When you have been in commercial real estate for over 30 years, you tend to have at least a few words of wisdom. Here are some of the observations we have made on how to successfully buy commercial real estate, which includes self-storage facilities, mobile home parks, RV parks, billboards – basically everything out there.
You make all your money by selecting what to buy
Real estate is a strange animal. The greatest value add you offer is the initial selection of the property. If you buy a bad property, even the greatest manager in the world cannot save you. And if you buy a great property, even the worst manager in the world cannot stop you from being successful. So the most important thing you can do as a buyer of real estate is to be a great shopper. You have to be able to identify what is an opportunity from what is not an opportunity. If you can’t tell the difference yet, then hold off buying until you figure it out.

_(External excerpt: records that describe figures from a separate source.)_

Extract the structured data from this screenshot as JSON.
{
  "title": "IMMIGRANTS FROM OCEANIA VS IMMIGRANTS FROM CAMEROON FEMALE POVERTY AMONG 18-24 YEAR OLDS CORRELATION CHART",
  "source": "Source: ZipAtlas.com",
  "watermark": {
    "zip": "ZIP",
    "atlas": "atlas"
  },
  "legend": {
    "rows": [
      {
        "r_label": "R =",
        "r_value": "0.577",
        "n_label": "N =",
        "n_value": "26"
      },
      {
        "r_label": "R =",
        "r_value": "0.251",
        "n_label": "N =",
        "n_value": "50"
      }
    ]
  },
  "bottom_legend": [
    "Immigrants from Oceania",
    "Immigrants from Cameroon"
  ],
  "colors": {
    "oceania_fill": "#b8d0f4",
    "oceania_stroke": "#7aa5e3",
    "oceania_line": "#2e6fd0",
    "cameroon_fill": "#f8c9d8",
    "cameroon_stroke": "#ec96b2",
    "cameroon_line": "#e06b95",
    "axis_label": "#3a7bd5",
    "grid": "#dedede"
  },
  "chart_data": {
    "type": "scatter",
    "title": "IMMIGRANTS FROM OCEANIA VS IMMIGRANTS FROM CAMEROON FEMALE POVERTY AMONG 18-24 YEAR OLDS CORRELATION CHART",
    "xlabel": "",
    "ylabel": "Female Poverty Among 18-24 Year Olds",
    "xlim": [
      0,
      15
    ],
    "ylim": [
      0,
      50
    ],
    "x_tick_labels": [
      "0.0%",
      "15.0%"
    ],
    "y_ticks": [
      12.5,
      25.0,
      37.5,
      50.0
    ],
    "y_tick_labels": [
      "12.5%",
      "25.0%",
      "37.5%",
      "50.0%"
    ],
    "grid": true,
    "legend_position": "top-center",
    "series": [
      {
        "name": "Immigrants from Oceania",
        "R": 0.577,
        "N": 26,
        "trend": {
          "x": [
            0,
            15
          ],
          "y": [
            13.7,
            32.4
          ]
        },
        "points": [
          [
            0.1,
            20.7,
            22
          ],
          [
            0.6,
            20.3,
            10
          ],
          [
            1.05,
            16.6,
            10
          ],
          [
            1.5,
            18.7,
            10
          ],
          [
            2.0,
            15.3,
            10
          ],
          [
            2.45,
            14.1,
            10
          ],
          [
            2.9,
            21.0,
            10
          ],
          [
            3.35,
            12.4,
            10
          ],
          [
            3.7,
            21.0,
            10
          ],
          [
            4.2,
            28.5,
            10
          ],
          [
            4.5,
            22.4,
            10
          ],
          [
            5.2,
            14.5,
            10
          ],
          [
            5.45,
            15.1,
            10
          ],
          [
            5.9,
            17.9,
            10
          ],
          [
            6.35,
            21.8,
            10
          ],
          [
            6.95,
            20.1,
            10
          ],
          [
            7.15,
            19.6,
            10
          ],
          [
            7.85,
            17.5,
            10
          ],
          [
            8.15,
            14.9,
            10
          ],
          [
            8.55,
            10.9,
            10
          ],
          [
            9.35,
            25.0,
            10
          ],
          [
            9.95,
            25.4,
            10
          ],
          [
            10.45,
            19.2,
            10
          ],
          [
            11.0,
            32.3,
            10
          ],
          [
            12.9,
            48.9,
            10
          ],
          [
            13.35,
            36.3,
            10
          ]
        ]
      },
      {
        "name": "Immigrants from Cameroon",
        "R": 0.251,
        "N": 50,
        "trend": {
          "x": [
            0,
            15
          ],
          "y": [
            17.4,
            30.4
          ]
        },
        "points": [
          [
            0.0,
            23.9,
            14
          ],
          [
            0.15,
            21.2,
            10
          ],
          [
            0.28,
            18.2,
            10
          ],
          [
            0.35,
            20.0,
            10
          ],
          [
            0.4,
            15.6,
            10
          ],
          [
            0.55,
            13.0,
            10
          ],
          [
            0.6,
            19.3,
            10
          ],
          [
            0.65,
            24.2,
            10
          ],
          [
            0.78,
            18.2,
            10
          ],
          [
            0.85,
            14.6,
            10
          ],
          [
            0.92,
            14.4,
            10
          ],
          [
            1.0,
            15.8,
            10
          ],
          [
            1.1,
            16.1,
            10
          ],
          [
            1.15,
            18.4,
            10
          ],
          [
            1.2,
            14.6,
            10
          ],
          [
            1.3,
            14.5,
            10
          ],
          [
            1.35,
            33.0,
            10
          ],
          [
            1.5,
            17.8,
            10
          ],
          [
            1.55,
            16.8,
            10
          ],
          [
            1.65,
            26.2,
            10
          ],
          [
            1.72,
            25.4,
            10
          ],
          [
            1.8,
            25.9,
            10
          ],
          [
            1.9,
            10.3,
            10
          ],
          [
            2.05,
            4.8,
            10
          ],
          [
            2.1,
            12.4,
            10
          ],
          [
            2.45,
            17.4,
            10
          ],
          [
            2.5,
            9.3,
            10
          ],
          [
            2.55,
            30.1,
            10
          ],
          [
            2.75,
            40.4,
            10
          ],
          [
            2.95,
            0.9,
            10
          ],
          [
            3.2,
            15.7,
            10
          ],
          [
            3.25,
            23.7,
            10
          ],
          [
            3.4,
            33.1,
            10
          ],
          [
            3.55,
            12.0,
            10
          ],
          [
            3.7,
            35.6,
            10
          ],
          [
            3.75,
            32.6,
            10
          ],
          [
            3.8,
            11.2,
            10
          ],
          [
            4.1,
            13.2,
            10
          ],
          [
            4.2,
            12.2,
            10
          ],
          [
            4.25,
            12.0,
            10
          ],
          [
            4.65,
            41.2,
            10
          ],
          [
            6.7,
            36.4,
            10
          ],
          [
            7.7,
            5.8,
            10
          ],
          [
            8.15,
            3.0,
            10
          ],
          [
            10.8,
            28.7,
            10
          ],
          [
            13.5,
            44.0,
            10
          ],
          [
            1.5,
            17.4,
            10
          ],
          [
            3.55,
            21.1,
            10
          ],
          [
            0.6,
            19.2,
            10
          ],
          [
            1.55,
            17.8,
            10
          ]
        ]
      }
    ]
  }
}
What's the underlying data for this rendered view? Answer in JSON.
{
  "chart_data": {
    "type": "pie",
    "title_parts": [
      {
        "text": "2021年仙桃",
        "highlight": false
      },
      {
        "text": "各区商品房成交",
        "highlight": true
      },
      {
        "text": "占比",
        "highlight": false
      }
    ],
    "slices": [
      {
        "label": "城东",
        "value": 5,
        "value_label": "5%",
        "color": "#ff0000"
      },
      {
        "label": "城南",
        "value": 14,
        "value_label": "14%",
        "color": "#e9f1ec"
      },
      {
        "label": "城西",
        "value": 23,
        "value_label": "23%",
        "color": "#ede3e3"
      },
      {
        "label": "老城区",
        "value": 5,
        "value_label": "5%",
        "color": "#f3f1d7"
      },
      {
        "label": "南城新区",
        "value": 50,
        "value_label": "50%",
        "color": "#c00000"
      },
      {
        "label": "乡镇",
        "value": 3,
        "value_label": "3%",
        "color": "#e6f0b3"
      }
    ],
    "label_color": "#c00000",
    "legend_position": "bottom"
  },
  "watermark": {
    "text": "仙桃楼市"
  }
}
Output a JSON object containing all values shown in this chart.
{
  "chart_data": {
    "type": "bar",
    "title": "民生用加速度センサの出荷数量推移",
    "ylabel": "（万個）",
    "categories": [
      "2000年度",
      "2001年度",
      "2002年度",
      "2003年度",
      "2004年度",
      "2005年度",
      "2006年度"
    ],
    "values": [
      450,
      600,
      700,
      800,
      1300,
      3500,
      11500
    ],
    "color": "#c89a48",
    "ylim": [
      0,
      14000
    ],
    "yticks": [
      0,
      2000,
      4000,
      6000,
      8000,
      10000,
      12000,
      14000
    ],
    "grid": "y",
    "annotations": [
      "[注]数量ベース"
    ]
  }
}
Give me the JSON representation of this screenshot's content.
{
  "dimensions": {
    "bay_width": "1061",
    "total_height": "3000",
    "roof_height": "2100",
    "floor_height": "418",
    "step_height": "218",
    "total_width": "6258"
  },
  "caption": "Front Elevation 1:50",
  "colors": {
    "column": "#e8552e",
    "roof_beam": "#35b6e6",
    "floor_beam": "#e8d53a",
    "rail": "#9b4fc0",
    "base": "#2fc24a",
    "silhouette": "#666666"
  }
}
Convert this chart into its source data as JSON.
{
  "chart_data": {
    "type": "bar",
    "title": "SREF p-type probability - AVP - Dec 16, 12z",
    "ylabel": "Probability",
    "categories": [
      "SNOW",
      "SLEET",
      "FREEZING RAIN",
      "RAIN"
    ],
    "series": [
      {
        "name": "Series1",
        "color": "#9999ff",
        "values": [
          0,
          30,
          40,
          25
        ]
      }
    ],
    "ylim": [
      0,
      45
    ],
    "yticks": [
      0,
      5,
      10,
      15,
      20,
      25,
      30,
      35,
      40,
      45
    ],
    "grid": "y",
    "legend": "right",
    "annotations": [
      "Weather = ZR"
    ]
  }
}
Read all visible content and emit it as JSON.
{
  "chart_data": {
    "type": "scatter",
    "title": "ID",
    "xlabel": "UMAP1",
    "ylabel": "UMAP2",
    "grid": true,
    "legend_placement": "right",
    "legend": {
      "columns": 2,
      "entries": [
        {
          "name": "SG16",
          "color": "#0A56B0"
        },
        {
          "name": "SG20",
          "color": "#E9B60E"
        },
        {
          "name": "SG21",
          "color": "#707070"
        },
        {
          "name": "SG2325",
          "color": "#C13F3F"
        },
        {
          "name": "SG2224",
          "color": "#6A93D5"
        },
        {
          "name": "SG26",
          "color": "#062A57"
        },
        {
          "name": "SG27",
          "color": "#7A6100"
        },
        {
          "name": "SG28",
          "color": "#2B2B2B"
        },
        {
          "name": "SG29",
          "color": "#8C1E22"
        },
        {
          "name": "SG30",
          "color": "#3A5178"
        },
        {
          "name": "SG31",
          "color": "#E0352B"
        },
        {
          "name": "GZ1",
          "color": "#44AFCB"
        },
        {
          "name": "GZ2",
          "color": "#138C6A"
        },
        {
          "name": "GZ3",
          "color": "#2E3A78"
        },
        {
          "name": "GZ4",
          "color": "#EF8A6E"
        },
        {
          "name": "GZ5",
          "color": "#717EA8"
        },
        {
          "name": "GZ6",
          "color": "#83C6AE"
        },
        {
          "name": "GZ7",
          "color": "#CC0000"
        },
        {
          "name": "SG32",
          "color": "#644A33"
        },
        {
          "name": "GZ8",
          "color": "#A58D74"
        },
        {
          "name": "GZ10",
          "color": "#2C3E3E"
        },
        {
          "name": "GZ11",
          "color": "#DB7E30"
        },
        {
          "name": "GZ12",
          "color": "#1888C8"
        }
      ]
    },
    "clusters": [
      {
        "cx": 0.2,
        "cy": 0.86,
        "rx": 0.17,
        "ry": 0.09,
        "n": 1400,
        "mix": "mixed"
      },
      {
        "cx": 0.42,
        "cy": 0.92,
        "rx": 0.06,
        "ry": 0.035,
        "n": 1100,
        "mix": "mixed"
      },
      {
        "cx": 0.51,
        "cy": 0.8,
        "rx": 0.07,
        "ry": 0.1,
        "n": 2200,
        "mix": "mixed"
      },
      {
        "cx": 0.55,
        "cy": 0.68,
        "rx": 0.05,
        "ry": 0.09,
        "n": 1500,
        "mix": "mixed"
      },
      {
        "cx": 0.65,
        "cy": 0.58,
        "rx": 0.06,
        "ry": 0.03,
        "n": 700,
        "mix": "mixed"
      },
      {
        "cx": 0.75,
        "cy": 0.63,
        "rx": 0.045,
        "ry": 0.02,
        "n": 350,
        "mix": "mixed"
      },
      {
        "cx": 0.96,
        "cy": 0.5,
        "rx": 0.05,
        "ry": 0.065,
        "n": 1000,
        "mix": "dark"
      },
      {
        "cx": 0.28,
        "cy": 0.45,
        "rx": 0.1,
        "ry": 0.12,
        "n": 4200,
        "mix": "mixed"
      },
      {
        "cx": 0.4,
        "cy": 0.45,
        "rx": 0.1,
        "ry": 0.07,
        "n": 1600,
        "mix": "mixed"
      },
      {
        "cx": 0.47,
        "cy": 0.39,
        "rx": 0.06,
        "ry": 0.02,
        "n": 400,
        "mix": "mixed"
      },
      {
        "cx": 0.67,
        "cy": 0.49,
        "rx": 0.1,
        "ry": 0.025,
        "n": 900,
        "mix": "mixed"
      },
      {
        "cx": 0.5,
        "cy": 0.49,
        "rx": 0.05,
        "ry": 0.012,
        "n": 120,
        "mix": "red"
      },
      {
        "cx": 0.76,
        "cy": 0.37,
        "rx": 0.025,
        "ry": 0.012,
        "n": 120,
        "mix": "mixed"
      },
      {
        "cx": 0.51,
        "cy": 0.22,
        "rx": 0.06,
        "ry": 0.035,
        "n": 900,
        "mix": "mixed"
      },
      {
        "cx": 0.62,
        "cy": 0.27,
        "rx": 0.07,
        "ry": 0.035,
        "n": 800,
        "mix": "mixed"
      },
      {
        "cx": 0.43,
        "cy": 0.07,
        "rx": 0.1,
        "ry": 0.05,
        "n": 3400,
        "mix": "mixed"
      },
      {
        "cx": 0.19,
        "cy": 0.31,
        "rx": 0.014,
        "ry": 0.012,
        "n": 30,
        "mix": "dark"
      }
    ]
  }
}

You must also understand timing and wait for it
You’ve heard the old expression “buy low and sell high”. A big part of that description relates to the macro market conditions. You want to buy when everybody else is selling, and vice versa. If the market is frothy with demand and prices are skyrocketing, then wait until it goes back down. Conrad Hilton, the famous American hotel tycoon, learned this lesson during the Roaring 20’s. After losing all of his hotels to foreclosure during the Great Depression, he said “the secret to real estate is to never build a hotel, but to let somebody else build it and then buy it for a penny on the dollar during a recession.” Some of America’s greatest fortunes were made during the Savings & Loan crisis of the late 1980’s, from people who sat by and waited until the booming market collapsed, and then bought those properties for next to nothing from the FDIC.
You must be a master at due diligence
Benjamin Franklin once said “diligence is the mother of good luck”. He would have been a great real estate investor. That quote is as true today as it was in 1776. If you do not perform solid, in-depth due diligence on a property, then how can you expect it to perform as planned? That would be like a pilot not doing a check of the airplane before taking off. Sometimes you might get lucky, but most of the time you stand an excellent chance of crashing and burning.
Buy damaged goods and fix them
Many people fail to see the profit differential between buying something that is already in great shape and buying something that is poorly managed and making it into a property in great shape. Don’t turn your nose up to properties that have cosmetic challenges – things you can fix. You’ll get a huge discount, and cosmetic fixes are relatively easy and fast to make. Don’t confuse this with “structural” problems that are impossible to remedy, such as a poor location. But a coat of paint and a new sign are easy.
You must live by the motto "sell, sell, sell and cut, cut, cut"
To really succeed, you must focus on the key drivers to profitability: revenue and expenses. You must focus all your energies on these two arenas and not get sidetracked or fail to monitor your progress on these two important areas. Everything you do should revolve around pushing sales higher, and operating costs lower.
We’ve owned every type of commercial real estate, But the rules remain the same for every asset niche. If you buy great properties at a discount, perform great due diligence, and then manage them to their full potential, you will always succeed.